Estava lendo um jornal de Adamantina dias atrás e fiquei preocupado com o direcionamento dado a uma matéria. O “provável responsável” por um acidente automobilístico havia sido identificado e tratado como sendo um assassino.

“Mas tudo indica que ele foi o culpado”, diriam os mais desatentos. Mas a situação é extremamente delicada e merece maior responsabilidade em sua divulgação.

Alguns fatos enfrentados durante minha atuação jornalística e até mesmo pessoal vieram à tona. Primeiro que a própria definição de acidente é isenta de autoria ou existe alguém, exceto homicida, que quer bater um carro?

O motorista “acusado” não estava bêbado e estava com cinto. Sua postura estava correta. Não havia motivo para ser execrado pelo autor da matéria, que aliás não é jornalista...

Além disso, há um detalhe muito importante a ser observado. Todo cidadão é inocente até que se prove o contrário (vide Constituição Federal). Esta é a famosa presunção de inocência.

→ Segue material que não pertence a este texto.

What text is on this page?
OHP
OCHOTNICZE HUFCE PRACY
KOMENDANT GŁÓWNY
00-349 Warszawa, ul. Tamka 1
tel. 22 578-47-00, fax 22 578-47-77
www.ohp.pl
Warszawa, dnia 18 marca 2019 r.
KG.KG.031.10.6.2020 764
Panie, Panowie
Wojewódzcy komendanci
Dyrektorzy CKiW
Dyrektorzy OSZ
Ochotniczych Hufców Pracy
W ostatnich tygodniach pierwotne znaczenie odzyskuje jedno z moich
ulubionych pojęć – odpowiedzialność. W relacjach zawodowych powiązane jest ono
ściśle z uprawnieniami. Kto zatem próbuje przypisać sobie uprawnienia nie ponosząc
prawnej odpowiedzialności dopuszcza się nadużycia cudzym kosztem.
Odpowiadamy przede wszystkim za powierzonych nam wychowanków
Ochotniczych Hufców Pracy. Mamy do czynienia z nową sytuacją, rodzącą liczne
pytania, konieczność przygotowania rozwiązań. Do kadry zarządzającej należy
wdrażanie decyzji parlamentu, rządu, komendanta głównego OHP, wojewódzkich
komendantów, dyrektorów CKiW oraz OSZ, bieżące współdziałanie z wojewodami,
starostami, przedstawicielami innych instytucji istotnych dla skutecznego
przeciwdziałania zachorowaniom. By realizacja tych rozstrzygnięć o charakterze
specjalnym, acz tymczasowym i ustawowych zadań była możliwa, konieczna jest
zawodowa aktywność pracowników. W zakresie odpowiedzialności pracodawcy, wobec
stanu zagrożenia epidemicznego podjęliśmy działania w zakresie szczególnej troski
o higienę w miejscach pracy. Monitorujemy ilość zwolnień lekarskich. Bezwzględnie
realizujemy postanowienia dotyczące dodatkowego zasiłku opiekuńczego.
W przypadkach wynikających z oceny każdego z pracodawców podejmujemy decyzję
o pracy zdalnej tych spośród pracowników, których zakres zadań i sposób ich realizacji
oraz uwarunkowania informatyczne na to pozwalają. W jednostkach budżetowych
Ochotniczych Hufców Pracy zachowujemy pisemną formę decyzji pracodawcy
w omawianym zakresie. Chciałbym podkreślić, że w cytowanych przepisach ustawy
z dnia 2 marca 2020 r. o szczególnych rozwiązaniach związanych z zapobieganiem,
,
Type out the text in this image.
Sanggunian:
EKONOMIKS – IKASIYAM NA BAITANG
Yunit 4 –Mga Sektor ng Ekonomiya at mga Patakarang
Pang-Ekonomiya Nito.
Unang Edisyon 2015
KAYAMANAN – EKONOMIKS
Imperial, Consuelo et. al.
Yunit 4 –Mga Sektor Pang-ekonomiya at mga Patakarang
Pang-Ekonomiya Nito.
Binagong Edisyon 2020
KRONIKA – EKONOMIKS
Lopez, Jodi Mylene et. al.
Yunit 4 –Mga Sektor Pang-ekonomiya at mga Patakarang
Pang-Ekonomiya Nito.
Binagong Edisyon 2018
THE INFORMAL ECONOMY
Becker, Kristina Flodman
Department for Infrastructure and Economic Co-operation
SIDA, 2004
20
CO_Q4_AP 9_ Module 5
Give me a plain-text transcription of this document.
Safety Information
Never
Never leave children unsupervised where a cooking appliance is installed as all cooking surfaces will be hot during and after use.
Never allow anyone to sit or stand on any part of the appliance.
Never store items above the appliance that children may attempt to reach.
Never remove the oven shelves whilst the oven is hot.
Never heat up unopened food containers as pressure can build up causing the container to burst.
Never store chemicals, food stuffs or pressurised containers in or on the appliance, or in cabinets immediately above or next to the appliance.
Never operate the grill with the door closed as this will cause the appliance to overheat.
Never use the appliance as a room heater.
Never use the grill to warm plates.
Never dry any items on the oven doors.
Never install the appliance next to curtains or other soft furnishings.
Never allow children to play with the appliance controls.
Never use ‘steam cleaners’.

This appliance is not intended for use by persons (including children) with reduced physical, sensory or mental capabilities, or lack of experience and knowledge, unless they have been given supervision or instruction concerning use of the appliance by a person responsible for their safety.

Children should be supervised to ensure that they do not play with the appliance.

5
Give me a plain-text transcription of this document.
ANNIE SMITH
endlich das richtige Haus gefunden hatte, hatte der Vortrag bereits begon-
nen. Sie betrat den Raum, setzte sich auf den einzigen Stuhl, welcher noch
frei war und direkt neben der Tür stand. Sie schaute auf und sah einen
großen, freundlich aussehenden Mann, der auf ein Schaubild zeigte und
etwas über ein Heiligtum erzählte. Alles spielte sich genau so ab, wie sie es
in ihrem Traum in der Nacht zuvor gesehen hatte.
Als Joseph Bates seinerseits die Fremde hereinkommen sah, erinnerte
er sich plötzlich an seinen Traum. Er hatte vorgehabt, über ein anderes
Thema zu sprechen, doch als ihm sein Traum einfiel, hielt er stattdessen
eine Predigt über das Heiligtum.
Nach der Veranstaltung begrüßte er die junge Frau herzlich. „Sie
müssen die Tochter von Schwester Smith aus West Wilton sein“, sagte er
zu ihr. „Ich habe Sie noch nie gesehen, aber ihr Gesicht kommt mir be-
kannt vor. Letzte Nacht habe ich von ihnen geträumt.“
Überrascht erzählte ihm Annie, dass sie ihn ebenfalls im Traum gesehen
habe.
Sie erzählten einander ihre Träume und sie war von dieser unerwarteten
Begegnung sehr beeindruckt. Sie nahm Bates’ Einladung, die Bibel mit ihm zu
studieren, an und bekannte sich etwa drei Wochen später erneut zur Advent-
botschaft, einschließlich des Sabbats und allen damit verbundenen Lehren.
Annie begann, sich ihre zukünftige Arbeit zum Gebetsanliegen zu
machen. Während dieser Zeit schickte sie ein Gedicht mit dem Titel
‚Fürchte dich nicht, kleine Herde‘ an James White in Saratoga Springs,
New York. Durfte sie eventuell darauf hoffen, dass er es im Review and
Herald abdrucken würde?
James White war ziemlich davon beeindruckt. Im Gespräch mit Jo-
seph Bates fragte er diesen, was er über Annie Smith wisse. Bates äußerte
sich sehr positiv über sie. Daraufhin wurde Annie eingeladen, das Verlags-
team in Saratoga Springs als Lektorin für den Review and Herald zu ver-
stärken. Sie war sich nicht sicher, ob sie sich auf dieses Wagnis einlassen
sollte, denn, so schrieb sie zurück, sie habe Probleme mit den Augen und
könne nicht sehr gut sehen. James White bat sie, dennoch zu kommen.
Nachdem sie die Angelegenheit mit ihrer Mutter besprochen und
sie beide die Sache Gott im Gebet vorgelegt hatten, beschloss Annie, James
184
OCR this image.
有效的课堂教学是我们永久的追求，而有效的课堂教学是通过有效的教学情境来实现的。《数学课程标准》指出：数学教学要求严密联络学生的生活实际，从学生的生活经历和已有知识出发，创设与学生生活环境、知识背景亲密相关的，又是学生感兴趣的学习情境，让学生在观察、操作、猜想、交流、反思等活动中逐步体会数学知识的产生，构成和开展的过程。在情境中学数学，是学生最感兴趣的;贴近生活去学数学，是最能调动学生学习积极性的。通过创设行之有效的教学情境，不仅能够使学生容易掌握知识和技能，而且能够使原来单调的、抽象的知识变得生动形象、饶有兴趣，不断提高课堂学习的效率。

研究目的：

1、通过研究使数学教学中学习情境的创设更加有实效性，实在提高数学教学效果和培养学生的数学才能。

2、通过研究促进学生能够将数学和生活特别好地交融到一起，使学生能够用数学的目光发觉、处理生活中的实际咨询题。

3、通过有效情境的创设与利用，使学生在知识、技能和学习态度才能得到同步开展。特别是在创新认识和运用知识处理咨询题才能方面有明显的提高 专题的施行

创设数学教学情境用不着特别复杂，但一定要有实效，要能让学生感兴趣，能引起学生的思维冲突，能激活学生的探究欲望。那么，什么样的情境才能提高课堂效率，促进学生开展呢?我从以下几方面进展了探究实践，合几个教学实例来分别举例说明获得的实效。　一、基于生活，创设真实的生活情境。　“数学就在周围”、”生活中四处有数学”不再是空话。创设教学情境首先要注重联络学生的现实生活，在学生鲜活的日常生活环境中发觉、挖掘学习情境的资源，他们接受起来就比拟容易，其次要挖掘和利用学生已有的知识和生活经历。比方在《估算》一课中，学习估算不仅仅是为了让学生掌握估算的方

Na prática isso não funciona. Basta consultar um advogado criminalista, por exemplo. São muitos os casos de pessoas presas em “em flagrante” ou processadas indevidamente. E, pasmem, apesar da Carta Magna, elas são obrigadas a “provar sua inocência”.

Quando não conseguem são condenadas. Na verdade, até mesmo quando provam são condenados. Lembram-se do caso da Escola de Base? O despreparo de uma mãe provocou o definhamento de uma família de inocentes...

Mas, voltando ao caso acima... O jornalista foi ético em identificar o “autor”? Atenha-se a um detalhe importante: não houve investigação, prova ou processo formal.

Os leitores podem até questionar a relevância das informações. A liberdade de expressão é garantida e não há cesura no Brasil... Mas qual há necessidade de citar o nome do cidadão? Não é suficiente informar as iniciais do motorista envolvido em um acidente ou, em outro caso, de um jovem acusado de roubar um idoso, com um revólver em punho?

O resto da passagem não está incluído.